All of these depictions feed into the concept we call rape culture: the beliefs, myths, and social scripting that promote and maintain sexual violence.

Consent is far more than “no means no,” and even “yes means yes” does not cover all the dynamics involved in authentic, affirmative, and enthusiastic consent. Consider the concepts of token resistance (TR) and token compliance (TC). TR is the expectation of a no when the individual really wants to say yes—e.g., “good girls” are supposed to not like sex, and their no supposedly masks their genuine desires. TC is the flip side: a person saying yes under pressure when they’d rather say no. To educate on consent, we must address these points honestly.

School districts and educators can bridge the gap in subject matter competency around the affirmative consent paradigm by bringing in sex education experts. Sexuality and consent are topics that many educators hesitate to bring up because of a lack of resources and understanding of how to address these deeply complex topics appropriately with children, tweens, and teens, and a sex education expert can help.

Having these conversations in health classes where sex and relationships are already discussed is too limiting to create the shift in cultural values that we need to heal the structural inequalities that lead to sexual misconduct and abuse. We need to train all teachers and administrators on sexual misconduct, consent, dating violence, and reporting and response obligations under Title IX. We then need to infuse these conversations across the curriculum so that students receive these messages consistently throughout their school years.

Explain Sexual Agency and Subjectivity

Sexual agency is the ability to assert sexual needs, desires, and boundaries effectively. Sexual subjectivity is an individual’s ability to reflect on their sexual needs, identity, and rights to pleasure. Together, these concepts form the foundation for creating cultures of consent.

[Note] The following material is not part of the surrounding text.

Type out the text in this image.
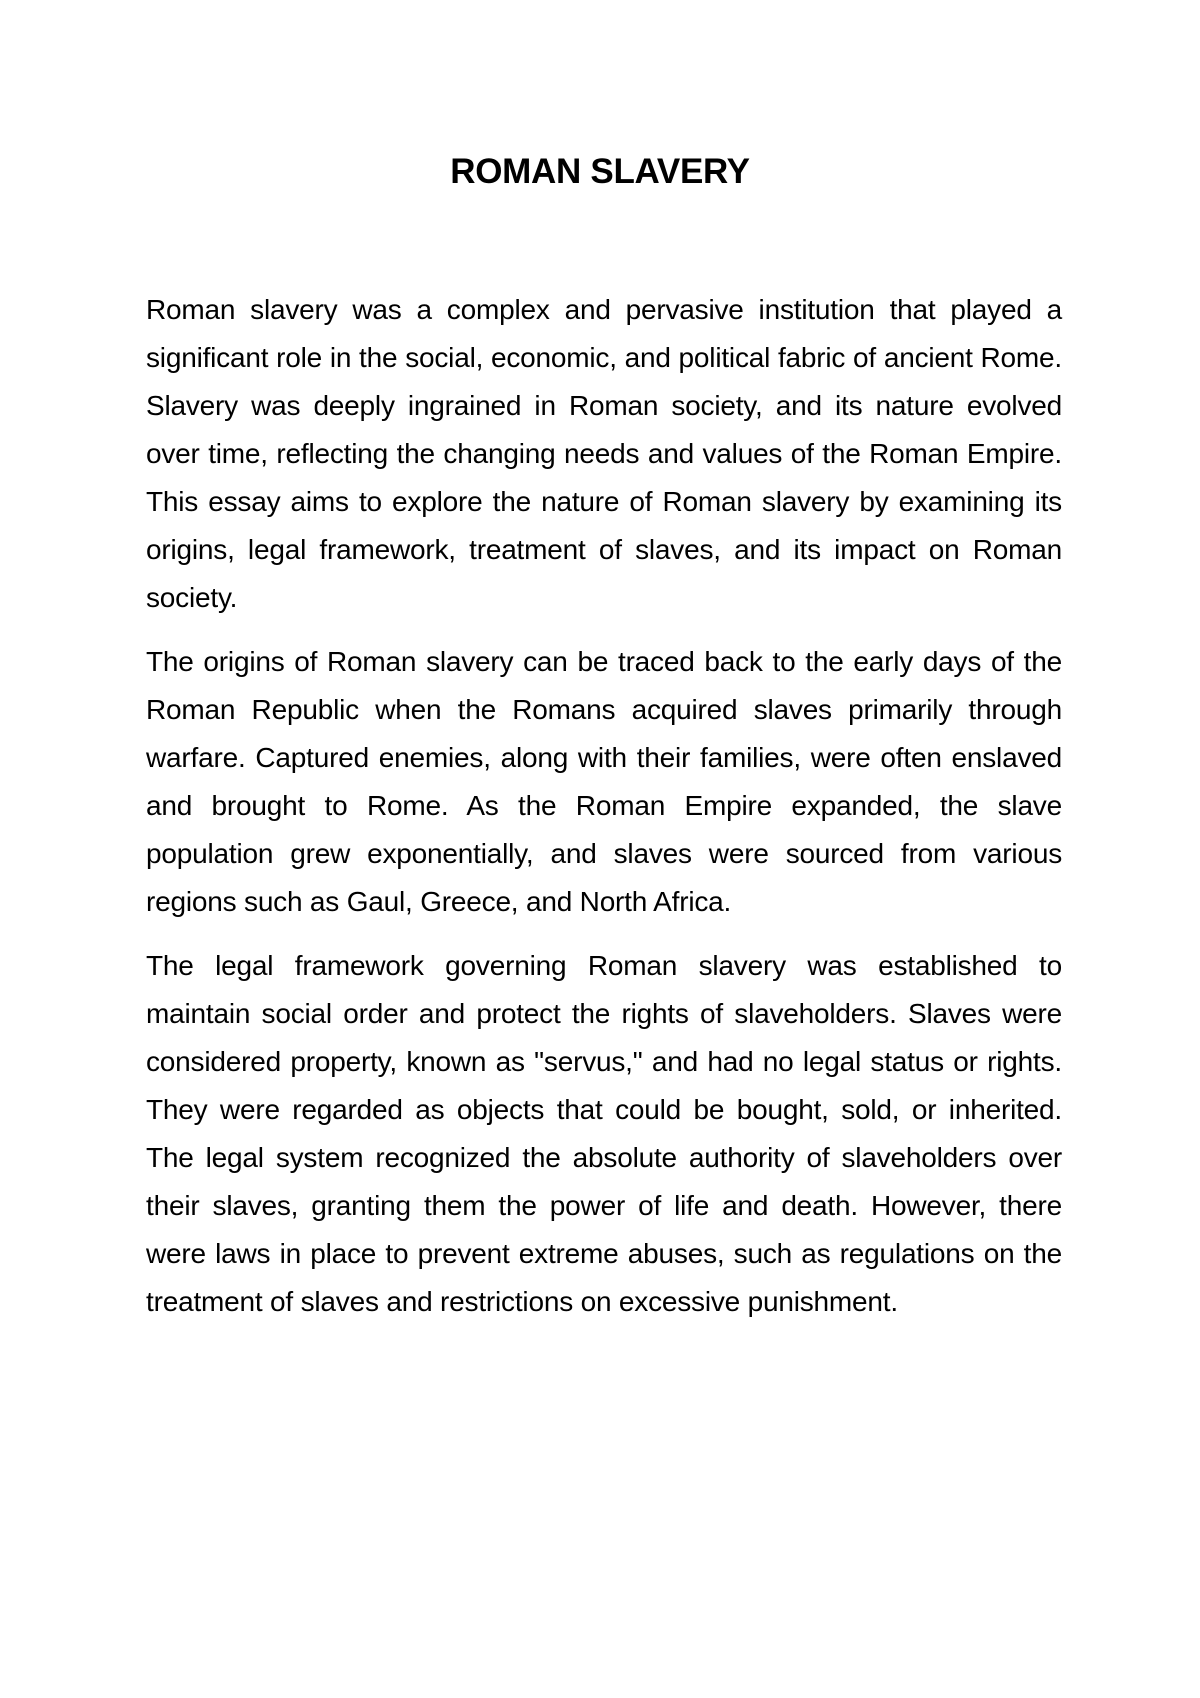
ROMAN SLAVERY

Roman slavery was a complex and pervasive institution that played a significant role in the social, economic, and political fabric of ancient Rome. Slavery was deeply ingrained in Roman society, and its nature evolved over time, reflecting the changing needs and values of the Roman Empire. This essay aims to explore the nature of Roman slavery by examining its origins, legal framework, treatment of slaves, and its impact on Roman society.

The origins of Roman slavery can be traced back to the early days of the Roman Republic when the Romans acquired slaves primarily through warfare. Captured enemies, along with their families, were often enslaved and brought to Rome. As the Roman Empire expanded, the slave population grew exponentially, and slaves were sourced from various regions such as Gaul, Greece, and North Africa.

The legal framework governing Roman slavery was established to maintain social order and protect the rights of slaveholders. Slaves were considered property, known as "servus," and had no legal status or rights. They were regarded as objects that could be bought, sold, or inherited. The legal system recognized the absolute authority of slaveholders over their slaves, granting them the power of life and death. However, there were laws in place to prevent extreme abuses, such as regulations on the treatment of slaves and restrictions on excessive punishment.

All communal transformation begins with empowering the individual. We can help students unlearn messages about sexual shame, victim-blaming, and slut-shaming, and teach them about body image, sexual empowerment, and their right to sexual pleasure and autonomy. Doing so can shift the current paradigm. Not including sexual pleasure in the conversations we have in sex education classes, for example, feeds into the cultural norms that lead to sexual abuse.

Promote Healthy Relationships for Everyone

Part of creating a consent culture is exploring what defines a healthy relationship. Any time two or more people are interacting—whether in friendship, flirting and dating, or long-term and marital relationships—both empathy and consent must be present.

Conversations that assume that everyone is cisgender or heterosexual are not the answer, and neither are ones that paint every victim of assault as female (they aren’t) and every perpetrator as male (women and girls commit abuse and assault too).

We must break away from these stereotypes and decolonize these discussions. Every culture, ethnicity, and religion has a unique perspective on and expectation for courtship, love, and sex. Ensuring that consent is culturally humble and inclusive is key to guaranteeing its applicability in every community.

We must look critically at whether our depictions of sexuality are centered on straight, white, or cisgendered narratives. If the curriculum or facilitators are focusing on a limited cultural perspective, we should consult with consent educators from other cultures and communities to ensure that messages are inclusive and not resting on a framework of Western moral superiority.

When do we begin this work? As soon as our children can understand language. The seeds of consent are planted in the way we show our children how to share, how to ask before touching or taking, and that every person has the inalienable right to their body.

Our children need to know their right to assert their ability to say no and to require an authentic yes from even those in positions of power. This cannot begin soon enough, because consent is about so much more than sex—it is about the human rights that we are gifted at birth. Schools are in a uniquely important position to do this challenging, grassroots work.